Sur la pochette du disque, Cube observe un corps enveloppé dans un drapeau états-unien. Aux pieds de ce corps, une étiquette désigne le macchabée en lettres capitales : « Uncle Sam ». Bien qu’elle s’intéresse au potentiel subversif et émancipateur de la culture hip-hop, Angela Davis ne fait absolument aucune concession au rappeur dans leur échange. Les questions qu’elle lui pose ne sont pas complaisantes et la conversation est particulièrement stimulante parce que l’on y voit Cube réfléchir, sous l’impulsion de Davis, à l’impact politique de ses textes, de sa musique, mais aussi à la dimension intergénérationnelle de la lutte d’émancipation des Noir·es états-unien·nes.
L’entretien se déroule au domicile du rappeur : Cube a pris place dans un confortable fauteuil, face à une table en verre qui laisse voir des affiches de ses concerts. Derrière lui, son disque de platine et d’autres prix sont accrochés au mur. Ice Cube est vêtu d’un tee-shirt noir à sa propre effigie. Les deux interlocuteur·rices sont décontracté·es et la discussion se veut détendue, sérieuse et courtoise. Angela Davis semble se positionner, peut-être délibérément, comme une grande sœur cherchant à comprendre ce qu’elle nomme « la jeune génération ».
Un de leurs points de divergence réside dans l’usage par Ice Cube d’un registre lexical dont Davis rejette les connotations sexistes. D’ailleurs, si le rappeur souligne avec insistance l’oppression subie par les hommes noirs, il semble conditionner l’émancipation des femmes noires à celle, préalable, de leurs frères. Davis exprime un franc désaccord :
« Je pense que tu exclus trop souvent tes sœurs de ton processus de réflexion. Or, nous n’arriverons nulle part si nous n’y allons pas ensemble. [...] J’ai donné des cours à la prison de San Francisco. Parmi les détenues, il y avait de nombreuses femmes tombées à cause de la drogue.

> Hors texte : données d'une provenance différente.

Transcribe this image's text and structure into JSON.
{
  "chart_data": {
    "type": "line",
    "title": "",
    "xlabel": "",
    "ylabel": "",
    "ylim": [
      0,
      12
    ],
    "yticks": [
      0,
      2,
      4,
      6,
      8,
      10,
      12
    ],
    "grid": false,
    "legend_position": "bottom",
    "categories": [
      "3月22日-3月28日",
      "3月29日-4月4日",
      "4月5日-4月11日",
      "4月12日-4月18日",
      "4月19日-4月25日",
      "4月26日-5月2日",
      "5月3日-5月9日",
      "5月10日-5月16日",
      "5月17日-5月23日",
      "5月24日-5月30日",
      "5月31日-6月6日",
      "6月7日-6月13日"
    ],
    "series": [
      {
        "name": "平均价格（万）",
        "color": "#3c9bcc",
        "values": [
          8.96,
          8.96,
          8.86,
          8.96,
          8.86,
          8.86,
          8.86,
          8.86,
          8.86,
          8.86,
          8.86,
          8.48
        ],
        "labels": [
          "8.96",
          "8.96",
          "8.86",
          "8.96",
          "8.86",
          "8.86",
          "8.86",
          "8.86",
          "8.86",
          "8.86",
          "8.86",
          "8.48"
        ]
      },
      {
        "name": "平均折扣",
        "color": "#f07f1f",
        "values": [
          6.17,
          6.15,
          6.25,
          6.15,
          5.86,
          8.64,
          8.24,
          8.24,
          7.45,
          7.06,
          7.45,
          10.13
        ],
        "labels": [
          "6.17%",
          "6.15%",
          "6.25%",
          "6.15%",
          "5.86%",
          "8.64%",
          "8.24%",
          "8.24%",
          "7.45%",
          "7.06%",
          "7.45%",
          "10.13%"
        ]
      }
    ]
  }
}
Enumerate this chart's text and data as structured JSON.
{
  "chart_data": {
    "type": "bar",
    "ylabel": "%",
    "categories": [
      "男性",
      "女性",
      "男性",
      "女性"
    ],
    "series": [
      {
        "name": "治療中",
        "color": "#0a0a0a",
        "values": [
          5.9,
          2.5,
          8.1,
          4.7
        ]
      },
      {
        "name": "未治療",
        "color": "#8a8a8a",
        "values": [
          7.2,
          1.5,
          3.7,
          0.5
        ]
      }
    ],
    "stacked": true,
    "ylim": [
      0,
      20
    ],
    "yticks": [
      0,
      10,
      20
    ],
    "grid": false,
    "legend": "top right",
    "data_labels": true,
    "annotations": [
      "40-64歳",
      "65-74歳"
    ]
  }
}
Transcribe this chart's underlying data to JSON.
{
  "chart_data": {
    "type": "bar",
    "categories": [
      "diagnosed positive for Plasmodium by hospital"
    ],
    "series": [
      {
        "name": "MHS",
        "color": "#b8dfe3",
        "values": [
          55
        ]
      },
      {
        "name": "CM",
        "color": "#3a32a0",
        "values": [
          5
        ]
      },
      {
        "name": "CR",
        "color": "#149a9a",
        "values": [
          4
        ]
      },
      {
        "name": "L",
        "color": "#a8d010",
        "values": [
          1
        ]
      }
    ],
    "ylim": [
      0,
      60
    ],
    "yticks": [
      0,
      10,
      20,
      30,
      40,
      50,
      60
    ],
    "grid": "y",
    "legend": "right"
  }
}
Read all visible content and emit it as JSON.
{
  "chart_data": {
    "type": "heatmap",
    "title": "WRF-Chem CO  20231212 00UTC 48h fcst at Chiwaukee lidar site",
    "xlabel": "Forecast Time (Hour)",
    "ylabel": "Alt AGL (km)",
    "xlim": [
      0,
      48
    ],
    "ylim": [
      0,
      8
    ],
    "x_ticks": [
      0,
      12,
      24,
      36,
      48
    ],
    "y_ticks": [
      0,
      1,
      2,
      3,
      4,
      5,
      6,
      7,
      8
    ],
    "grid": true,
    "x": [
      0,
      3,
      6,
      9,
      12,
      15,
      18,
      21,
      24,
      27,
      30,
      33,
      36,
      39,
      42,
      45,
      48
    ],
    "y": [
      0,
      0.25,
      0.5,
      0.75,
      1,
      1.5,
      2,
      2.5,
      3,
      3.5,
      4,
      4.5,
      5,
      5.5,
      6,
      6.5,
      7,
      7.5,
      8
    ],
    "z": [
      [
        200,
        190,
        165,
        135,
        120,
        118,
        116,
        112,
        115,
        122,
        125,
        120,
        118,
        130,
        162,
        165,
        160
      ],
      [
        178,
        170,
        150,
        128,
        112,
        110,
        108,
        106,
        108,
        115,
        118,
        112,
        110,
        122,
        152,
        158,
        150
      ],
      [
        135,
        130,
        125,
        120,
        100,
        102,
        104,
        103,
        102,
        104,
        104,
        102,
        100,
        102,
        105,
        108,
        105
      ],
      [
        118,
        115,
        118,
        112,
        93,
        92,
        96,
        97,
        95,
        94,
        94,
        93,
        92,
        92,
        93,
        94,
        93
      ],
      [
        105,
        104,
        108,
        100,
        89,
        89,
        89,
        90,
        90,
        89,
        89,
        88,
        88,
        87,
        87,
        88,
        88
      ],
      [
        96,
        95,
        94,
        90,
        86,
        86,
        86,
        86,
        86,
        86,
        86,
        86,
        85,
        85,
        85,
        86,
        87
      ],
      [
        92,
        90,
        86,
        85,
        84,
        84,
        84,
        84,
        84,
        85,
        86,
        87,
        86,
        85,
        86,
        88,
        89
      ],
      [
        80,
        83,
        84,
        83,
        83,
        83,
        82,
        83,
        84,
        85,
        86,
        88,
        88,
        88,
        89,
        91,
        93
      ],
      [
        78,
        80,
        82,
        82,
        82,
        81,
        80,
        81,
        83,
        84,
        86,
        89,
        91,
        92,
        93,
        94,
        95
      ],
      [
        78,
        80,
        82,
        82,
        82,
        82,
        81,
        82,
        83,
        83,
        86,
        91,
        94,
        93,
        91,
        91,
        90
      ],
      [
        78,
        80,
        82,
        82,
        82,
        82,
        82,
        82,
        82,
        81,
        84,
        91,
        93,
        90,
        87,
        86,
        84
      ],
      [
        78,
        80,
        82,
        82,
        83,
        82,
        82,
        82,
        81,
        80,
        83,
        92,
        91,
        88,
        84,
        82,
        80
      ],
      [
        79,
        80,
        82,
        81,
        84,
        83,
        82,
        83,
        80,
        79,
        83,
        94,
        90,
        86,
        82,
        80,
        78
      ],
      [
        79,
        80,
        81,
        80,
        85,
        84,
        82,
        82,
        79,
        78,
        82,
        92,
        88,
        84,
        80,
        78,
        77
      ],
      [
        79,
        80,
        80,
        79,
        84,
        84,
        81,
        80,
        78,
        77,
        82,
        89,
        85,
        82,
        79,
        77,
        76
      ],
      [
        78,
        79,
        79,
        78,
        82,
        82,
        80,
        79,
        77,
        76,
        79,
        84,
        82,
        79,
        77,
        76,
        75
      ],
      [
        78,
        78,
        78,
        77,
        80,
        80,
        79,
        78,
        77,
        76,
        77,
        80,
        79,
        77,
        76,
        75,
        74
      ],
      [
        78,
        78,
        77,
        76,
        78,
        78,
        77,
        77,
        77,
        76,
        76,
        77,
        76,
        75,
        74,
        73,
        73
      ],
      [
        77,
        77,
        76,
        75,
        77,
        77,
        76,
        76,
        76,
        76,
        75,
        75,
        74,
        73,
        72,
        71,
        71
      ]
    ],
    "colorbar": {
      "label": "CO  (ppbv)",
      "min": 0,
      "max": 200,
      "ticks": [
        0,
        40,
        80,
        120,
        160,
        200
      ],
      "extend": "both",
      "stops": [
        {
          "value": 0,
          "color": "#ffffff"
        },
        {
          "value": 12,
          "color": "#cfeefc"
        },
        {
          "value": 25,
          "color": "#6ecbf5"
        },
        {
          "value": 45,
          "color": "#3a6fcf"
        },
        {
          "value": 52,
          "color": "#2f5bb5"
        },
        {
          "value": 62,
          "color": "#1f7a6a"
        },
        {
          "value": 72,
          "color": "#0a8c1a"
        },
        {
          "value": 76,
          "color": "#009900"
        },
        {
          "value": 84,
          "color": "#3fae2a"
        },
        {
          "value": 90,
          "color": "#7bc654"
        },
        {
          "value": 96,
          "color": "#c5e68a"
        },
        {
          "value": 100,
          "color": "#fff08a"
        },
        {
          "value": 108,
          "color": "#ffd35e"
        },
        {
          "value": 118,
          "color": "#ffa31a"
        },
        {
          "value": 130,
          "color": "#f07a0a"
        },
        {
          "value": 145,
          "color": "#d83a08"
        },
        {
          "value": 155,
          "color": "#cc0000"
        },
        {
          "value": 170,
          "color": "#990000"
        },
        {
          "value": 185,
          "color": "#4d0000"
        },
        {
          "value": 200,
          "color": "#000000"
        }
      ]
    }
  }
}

Mais elles étaient totalement invisibilisées. On parle du problème de la drogue en oubliant de mentionner que les personnes qui consomment du crack sont en majorité des femmes. Quand tu parles des façons dont la communauté peut progresser, tu dois parler autant de tes sœurs que de tes frères. »
Leur autre sujet de désaccord assez fondamental repose sur l’usage du mot « nigger » dans les textes d’Ice Cube et, plus généralement, dans la culture hip-hop. Angela Davis estime que sa génération a lutté pour exclure du champ lexical cette terminologie raciste, et elle ne parvient pas à consentir à la possibilité d’un retournement du stigmate : l’injure ne peut pas, selon elle, servir d’étendard à l’expression d’une fierté politique. Ice Cube explique qu’il tend un miroir à la communauté et que, si son rap est traditionnellement qualifié de « gangsta », il préfère quant à lui le définir comme « reality rap » :
« Je veux que la communauté flippe quand elle regarde son reflet dans le miroir et que cette peur lui donne les moyens de changer. »
Alors qu’Angela Davis le questionne sur le rôle possible d’une représentation politique noire, Ice Cube semble pessimiste : à l’engagement politique, il préfère l’engagement dans une éthique personnelle et un self-control conditionnant l’amour de soi qui manquerait à la communauté noire et dont elle aurait un besoin vital. Il trouve les fondements de cette éthique dans le mouvement controversé de la Nation of Islam, une organisation politique et religieuse, caractérisée par une position séparatiste entre Noir·es et Blanc·hes, une vision millénariste et une lecture biaisée des événements sociaux et politiques, incluant des énoncés antisémites récurrents. Malgré son nom, le mouvement n’est reconnu par aucune école théologique musulmane, ni aucune orientation spirituelle établie dans la tradition islamique.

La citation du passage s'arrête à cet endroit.